Part of this process of musical regeneration led to Neneh’s 2012 collaboration with Swedish free-jazz-noise collective The Thing. The Cherry Thing, was a record of new versions of songs by The Stoooges, MF Doom and Ornette Coleman. Throughout that record, Neneh continued to write and at the start of this year (2013) she came to this room in Walthamstow to work with RocketNumberNine.
“We were just recording what we were playing on an iPhone and sending it off to Kieran, I think we all thought he’d take it to quite a different place once he got hold of it. I thought I wouldn’t really own it, that he’d add loads of stuff and build from the basics. But when we got in the studio with him, he just wanted to take stuff away rather than add stuff, strip it bare.”
The four musicians worked together in a country house, recording and mixing two songs a day. “It was a liberating experience, not endlessly trying to fiddle with the music, not re-recording hundreds of times. These days it’s easy to create any effect or sound on a computer, it’s much harder to get the rawness I think we’ve achieved.”
In between tokes on her rollie, Neneh giggles and beams. She talks about her music with gravitas, but also warmth, and it’s easy to trace the connection between her personal struggles over the past year and the music that’s emerged from them.

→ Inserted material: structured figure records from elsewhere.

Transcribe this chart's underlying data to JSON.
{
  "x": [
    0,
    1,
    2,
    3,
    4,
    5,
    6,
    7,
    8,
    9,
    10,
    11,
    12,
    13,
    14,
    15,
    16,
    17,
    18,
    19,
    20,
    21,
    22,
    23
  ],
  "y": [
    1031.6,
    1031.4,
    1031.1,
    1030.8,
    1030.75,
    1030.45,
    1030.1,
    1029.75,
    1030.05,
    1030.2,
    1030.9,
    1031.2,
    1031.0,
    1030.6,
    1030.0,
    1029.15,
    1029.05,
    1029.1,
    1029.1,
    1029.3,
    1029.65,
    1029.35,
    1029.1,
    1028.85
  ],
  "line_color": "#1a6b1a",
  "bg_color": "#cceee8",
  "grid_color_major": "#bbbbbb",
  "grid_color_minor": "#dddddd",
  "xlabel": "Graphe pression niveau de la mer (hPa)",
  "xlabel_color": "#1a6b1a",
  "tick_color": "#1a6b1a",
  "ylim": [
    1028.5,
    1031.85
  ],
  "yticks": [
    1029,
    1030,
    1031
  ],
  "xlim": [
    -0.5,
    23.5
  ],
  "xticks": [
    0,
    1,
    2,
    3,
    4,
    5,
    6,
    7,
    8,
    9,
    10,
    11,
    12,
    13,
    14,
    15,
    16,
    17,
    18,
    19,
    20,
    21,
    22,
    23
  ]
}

Every now again she even drops a “You know what I mean!” and inadvertently recalls her biggest hit’s (Buffalo Stance) biggest catchphrase.
It’s just a coincidence that Massive Attack like Neneh, performed at the 2013 Manchester International Festival with the debut of their piece about the way in which popular culture mimics itself, so that the same icons and sounds are recycled over and over, only nudged along by Amazon recommendations of similarity: “if you liked that then you’ll love this.” This is a meaningful perspective through which to view Neneh’s career, and this latest move: always arriving at moments in musical history when there is an opportunity to subvert ideas of popular culture – from post-punk’s adherence to mixed-race line-ups and anti-government stances, to UK rap’s refusal of the conventions of pop, trip-hop’s connection with the politicized elements of rave culture and on, through her 1996 album, which included the mammoth “7 Seconds” single with Senegalese singer Youssou N’Dour, when she brought elements of the Senegalese language, Wolof, to mainstream Western audiences for the first time.
Now she is subverting once again and although this record is musically bold Neneh sees the stasis she’s challenging is not musical or societal but rather her own. “When I look at how things have happened in my life, I’m really grateful; it was like a crazy domino effect, one thing kind of spilled over to the next, the way all these different people were cross collaborating with each other. Now, I’m just here kind of in myself. That’s the nice thing about having made the trip, I can be more conscious of what it is I want to do or don’t want to do. That’s quite a liberating vibe, where you can just say, I know what I want to do right now and I’m just going to go and do that.”